Roust is a Bengali dish, possibly originating in Old Dhaka, Bangladesh (Eastern Bengal, now Bangladesh). The dish is influenced by the Mughlai cuisine of the Mughal Empire. The dish is known for including a large array of spices and ingredients and being a little sweet and very rich. The dish has developed several regional variants.

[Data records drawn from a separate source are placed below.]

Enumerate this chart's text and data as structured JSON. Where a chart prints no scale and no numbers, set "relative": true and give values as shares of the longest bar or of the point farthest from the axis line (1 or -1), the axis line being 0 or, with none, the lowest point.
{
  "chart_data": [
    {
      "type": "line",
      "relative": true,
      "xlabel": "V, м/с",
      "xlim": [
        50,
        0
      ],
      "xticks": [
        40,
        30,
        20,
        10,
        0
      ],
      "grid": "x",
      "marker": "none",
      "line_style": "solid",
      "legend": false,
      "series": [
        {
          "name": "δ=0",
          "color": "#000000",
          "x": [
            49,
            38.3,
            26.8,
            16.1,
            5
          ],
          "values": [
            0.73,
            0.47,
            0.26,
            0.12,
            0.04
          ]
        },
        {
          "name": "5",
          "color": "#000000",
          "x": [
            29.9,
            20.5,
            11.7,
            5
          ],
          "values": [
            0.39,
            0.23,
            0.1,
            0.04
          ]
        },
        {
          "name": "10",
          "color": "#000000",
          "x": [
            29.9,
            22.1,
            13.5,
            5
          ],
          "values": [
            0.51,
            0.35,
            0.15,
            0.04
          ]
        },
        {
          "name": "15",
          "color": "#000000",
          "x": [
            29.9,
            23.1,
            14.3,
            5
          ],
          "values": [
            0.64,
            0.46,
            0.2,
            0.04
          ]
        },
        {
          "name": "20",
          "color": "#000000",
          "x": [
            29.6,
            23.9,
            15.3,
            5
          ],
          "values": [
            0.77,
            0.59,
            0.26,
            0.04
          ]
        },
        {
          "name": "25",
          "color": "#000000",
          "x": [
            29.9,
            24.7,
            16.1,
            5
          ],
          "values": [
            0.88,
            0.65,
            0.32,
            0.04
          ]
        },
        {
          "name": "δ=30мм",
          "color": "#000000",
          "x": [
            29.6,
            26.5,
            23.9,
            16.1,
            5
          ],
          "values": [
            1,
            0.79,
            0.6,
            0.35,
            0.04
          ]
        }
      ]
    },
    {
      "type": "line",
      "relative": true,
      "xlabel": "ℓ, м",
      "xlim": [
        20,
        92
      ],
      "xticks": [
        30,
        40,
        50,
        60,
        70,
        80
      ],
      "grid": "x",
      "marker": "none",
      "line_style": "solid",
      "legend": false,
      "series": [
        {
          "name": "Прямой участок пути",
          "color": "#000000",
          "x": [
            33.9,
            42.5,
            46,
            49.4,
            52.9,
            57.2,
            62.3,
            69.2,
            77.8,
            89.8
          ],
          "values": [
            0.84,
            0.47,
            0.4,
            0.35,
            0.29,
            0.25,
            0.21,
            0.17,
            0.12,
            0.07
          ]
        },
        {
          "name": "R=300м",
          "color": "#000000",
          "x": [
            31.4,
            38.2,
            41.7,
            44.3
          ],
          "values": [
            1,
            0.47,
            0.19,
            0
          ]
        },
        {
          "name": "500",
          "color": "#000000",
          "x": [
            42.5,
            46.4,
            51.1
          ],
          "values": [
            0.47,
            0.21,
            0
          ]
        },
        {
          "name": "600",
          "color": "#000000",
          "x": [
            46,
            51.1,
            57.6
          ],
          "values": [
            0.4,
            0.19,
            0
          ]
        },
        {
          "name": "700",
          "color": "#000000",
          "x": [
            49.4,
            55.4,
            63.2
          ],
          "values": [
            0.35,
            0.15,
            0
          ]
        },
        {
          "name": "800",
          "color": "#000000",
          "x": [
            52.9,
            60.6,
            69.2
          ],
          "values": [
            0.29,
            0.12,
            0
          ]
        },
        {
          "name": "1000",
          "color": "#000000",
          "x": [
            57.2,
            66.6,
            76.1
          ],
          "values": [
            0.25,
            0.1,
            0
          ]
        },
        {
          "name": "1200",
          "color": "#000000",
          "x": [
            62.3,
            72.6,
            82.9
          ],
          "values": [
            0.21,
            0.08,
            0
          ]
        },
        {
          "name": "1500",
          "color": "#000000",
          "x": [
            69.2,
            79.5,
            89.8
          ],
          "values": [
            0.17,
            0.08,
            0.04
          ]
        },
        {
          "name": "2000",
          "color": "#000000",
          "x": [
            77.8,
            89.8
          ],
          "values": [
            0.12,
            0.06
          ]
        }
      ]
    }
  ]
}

Roust is made during almost all celebratory times in Bengal, especially during Eid al-Fitr, where it is an important dish always included. However, the dish is made anytime important guests are coming over. The dish is very popularly made in restaurants in Dhaka, Rajshahi and Bogra in Bangladesh as well as they do.

==Influence==
The dish was influenced by the Mughal cuisine of the Sultans of Bengal and the Mughal Emperors. The Persian and Arabs were known for their large amount of aromatic spices but limited amount of spiciness. Rôst reflects this type of culinary style while using more than 10 different spices they are all mild and instead add much richer and aromatic flavour. Rost also still carries much of its Bengali influence through use of garlic and green chillies and much ghee.

==History==
It is believed that Rost was first made in Old Dhaka (the then capital of Bengal Subah) made by Muslim chefs for the Nawabs and Zamindars of the city. It was made to combine the Mughlai cuisine and Bengali cuisine, using the large amount of foreign spices such as saffron and extensive amount of ghee and the traditional Bengali spices and sweetness used in Bengal. The dish was largely confined within the Old City but after the creation of East Bengal and Assam when Dhaka was made the Provincial capital, dishes of the city started to become popular as more people travelled in and out of the city. After the creation of East Bengal the dish became one of the most popular dishes in the province. In modern-day Bangladesh, Rost is the most popular dish eaten at every single special occasion.